Ну, а те кентавры, всё же больше лошади, нежели человеки.
С ними можно и так, и этак. И как с конями, и как с мужчинами. Главное, чтобы консенсус не потерять. — Домовой сально улыбнулся во весь свой зубастый рот и встопорщил усы, без того стоящие колом. — А случись какой-нибудь военный конфликт, то кентавры воины могучие и бесстрашные. Воевать с ними, себе дороже. Потому-то с той стороны, никто в нашу сторону и не лезет.
Ну, а когда никто не воюет, на них можно верхом кататься. Скачки устраивать. Вообщем кавалерия — это сила.

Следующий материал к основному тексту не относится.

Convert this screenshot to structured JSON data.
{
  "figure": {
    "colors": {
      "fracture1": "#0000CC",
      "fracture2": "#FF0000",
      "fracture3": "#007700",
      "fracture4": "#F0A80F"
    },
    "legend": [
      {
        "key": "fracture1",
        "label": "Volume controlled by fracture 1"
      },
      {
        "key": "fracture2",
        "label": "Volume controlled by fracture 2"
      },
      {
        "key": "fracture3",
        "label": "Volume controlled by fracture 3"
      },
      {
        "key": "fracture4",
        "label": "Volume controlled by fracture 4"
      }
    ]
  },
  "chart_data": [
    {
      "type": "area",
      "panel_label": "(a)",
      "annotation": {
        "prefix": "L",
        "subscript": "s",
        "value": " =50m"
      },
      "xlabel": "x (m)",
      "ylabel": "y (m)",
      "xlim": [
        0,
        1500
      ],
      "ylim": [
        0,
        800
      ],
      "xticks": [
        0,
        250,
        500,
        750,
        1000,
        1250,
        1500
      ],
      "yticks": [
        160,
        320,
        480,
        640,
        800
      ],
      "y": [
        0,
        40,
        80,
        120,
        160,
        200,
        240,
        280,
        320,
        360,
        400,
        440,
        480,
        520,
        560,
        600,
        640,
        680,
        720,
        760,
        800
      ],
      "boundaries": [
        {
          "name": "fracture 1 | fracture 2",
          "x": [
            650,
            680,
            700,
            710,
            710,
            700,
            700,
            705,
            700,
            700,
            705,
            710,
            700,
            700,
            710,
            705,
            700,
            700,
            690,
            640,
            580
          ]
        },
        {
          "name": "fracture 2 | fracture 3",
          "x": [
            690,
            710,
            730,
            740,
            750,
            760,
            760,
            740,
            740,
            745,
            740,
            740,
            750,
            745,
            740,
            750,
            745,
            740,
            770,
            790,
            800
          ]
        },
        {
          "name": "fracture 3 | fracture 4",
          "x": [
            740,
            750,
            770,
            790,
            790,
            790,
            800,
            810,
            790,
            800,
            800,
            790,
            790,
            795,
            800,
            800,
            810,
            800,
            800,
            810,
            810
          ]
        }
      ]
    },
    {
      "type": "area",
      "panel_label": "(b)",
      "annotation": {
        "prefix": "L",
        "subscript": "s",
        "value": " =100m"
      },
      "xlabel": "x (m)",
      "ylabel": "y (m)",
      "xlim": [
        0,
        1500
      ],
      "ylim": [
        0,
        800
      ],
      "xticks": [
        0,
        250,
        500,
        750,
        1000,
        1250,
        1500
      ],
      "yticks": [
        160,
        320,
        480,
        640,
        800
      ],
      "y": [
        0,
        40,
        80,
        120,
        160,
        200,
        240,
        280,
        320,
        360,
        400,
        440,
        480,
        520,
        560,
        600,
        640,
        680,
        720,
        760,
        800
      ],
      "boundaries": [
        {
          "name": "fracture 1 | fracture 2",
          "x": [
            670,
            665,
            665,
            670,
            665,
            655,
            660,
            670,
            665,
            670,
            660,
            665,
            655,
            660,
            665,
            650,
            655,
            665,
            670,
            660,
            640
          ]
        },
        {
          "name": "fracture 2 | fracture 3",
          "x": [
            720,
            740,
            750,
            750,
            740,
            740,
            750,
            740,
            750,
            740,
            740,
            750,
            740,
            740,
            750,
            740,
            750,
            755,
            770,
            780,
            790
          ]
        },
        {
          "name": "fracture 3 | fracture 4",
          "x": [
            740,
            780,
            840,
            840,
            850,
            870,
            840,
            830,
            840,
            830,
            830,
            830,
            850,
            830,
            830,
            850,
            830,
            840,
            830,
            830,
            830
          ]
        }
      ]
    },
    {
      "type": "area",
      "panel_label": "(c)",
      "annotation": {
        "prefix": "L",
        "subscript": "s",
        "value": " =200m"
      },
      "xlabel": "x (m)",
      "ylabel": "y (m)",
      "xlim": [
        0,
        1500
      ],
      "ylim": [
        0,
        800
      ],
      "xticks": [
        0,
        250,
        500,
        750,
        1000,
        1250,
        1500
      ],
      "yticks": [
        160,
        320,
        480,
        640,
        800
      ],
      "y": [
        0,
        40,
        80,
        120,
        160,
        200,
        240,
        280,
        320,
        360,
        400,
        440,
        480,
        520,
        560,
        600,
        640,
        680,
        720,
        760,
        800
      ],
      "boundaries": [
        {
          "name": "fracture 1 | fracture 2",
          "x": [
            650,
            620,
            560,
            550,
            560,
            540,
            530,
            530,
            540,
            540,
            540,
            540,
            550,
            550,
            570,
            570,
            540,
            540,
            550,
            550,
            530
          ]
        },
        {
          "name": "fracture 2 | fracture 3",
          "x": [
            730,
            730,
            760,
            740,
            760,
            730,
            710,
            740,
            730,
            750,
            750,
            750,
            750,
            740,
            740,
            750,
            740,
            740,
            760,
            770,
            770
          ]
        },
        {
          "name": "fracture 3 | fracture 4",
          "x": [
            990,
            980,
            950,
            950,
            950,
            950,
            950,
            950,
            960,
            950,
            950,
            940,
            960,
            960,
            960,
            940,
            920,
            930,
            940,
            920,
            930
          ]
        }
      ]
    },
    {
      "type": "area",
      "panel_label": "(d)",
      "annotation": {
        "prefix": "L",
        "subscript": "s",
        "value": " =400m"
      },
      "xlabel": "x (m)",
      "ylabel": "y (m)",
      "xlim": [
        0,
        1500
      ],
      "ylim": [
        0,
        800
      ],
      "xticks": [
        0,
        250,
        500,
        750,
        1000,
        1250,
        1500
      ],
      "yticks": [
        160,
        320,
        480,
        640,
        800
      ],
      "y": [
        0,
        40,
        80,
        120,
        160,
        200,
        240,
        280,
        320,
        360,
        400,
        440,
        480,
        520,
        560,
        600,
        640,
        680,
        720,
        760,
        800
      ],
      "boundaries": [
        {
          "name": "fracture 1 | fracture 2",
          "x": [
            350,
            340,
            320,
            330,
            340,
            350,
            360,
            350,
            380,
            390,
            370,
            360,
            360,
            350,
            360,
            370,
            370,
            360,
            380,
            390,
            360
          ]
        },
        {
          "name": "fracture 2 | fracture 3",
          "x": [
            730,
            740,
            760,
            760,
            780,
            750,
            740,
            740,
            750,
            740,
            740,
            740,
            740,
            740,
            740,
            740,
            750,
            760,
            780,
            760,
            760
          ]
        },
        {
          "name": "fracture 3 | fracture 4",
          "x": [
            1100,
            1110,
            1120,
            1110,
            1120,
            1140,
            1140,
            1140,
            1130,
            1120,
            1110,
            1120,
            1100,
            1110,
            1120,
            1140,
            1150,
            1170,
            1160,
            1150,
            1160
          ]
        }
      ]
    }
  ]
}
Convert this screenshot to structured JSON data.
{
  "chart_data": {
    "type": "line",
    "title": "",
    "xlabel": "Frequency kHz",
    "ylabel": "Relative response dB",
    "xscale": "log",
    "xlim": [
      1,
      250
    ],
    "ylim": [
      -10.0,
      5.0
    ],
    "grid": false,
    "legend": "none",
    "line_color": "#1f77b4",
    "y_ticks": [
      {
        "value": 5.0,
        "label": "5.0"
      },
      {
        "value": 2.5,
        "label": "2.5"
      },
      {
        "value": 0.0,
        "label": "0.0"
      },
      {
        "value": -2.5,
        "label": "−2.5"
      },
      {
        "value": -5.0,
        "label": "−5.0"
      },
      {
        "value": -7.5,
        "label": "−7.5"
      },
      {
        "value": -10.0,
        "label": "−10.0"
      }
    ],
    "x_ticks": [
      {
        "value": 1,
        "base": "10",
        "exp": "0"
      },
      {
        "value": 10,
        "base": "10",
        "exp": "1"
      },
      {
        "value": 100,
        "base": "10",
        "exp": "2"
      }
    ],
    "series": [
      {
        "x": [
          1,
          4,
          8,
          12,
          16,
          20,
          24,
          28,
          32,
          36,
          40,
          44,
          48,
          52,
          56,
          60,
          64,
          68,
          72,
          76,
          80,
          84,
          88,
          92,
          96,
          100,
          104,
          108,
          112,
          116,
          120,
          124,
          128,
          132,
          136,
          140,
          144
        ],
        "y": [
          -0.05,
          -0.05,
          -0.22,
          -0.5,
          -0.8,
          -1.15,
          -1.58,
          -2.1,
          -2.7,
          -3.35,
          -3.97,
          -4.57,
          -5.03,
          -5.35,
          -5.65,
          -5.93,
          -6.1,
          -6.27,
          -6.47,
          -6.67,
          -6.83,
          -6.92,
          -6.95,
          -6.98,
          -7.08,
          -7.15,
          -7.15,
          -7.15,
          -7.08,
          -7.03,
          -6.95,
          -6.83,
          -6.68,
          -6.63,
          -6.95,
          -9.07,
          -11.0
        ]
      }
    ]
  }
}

Амазонки, они хоть и женщины, но военную науку получше иного мужика понимают.
Синеглазка, Усоньше Виевне внучатая племянница и поэтому её никто особо не напрягает. С такой бабушкой ссориться дураков почти не находится. Хотя редкие исключения и всё же встречаются.
Рыжий кот видимо устал, и поэтому завершил своё повествование в трёх словах: «Ну, а на последнем рубеже — четыре преграды! Соловей-Разбойник, Змей Горыныч, великаны Волоты и сама Ягиня — Усоньша Виевна! Все пути, что ведут к Великому Болоту или спускаются в Царство Нави, под их контролем. Из болота этого, собственно говоря, жизнь во всем Тридевятом и зародилась.»
****** ****** ****** ****** ****** ******
Между тем старики были так увлечены разговором, что не замечали вокруг себя никого и ничего. Мало ли котов шляется по округе? Каждого запоминать много чести.
Люди, наших местных котов за свящённых животных, никогда и не почитали.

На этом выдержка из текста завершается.